According to figures published by the Irish Nurses and Midwives Organisation, there were 81 patients being treated on trolleys in the emergency department and the wards at UHL this Wednesday morning.
This is the highest ever number of patients on trolleys since records began in 2006. UHL previously set the record on March 22, 2013, when there were 80 patients on trolleys.
Fianna Fail TD Willie O’Dea questioned the Taoiseach, who was a former Health Minister, on UHL’s trolley figures during the Leader’s Questions.
“Is the Taoiseach aware that in the University Hospital Limerick this morning, there were 81 people languishing on trolleys?
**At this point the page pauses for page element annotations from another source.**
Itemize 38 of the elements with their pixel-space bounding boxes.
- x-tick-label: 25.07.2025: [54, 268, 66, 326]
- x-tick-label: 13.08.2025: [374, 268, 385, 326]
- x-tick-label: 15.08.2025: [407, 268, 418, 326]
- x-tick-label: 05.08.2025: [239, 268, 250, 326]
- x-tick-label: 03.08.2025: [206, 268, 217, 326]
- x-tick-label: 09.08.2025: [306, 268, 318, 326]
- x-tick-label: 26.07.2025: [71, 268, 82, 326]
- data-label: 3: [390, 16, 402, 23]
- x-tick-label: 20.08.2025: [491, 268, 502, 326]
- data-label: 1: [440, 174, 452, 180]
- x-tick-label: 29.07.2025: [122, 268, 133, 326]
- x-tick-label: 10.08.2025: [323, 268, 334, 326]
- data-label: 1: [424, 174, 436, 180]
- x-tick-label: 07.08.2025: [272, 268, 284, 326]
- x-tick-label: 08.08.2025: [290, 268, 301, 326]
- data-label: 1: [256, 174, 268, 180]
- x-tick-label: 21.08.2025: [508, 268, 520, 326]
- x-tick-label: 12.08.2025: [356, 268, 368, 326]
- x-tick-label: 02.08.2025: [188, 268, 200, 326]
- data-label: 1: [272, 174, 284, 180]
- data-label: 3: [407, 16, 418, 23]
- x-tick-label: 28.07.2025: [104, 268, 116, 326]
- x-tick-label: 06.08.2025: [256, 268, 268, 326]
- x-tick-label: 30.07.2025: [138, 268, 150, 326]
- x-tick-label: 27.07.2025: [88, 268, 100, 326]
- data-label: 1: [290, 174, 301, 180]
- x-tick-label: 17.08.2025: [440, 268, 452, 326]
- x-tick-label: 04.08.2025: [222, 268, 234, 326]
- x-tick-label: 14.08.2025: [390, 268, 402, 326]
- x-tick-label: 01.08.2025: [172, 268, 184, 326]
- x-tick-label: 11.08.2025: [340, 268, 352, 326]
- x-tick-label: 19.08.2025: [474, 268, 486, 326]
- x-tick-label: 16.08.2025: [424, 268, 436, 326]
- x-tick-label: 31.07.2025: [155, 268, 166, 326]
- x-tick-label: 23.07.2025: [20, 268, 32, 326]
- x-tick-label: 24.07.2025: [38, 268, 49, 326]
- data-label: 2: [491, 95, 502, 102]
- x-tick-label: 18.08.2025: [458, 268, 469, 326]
Fifty-two in the emergency department and 29 elsewhere.
“Now, this is in the context of a 17-bed ward being closed last week,” Deputy O’Dea said.
Today I questioned the Taoiseach about the scandalous situation in University Hospital #Limerick , where 81 patients were awaiting a bed this afternoon. According to the @INMO_IRL this is the highest ever daily figure recorded in a single hospital @FintanYTWalsh @Live95fmNews— Willie O'Dea (@willieodeaLIVE) April 3, 2019
He asked the Taoiseach when the Patient Safety Bill will be introduced and if it will “put an end or outlaw the cavalier attitude towards patients’ health, welfare and safety that is presently being demonstrated by the authorities in University Hospital Limerick?”
The Taoiseach said that the Patient Safety Bill, which includes mandatory open disclosure for serious patient safety issues, is on the “A-list” for publication over the next 12 weeks.
“I am aware of the long-standing problem of overcrowding at University Hospital Limerick. I don’t know the details of the 17-bed ward or why it is being closed, but I do know that 60 additional beds are being provided at Limerick and that work is now underway.”
He added: “You will be aware that while things deteriorated over the last two to three weeks so far this year, the number of patients who have to spend time on a trolley is at a five-year low.”
He said there are 3,000 fewer patients on trolleys than previous years.
“We are making progress. But evidence does show that just providing additional beds on its own isn’t enough, and you will be aware that Limerick has a new emergency department, a new block with the Leben building, and I actually hope that the 60 beds that are being provided will make a difference.”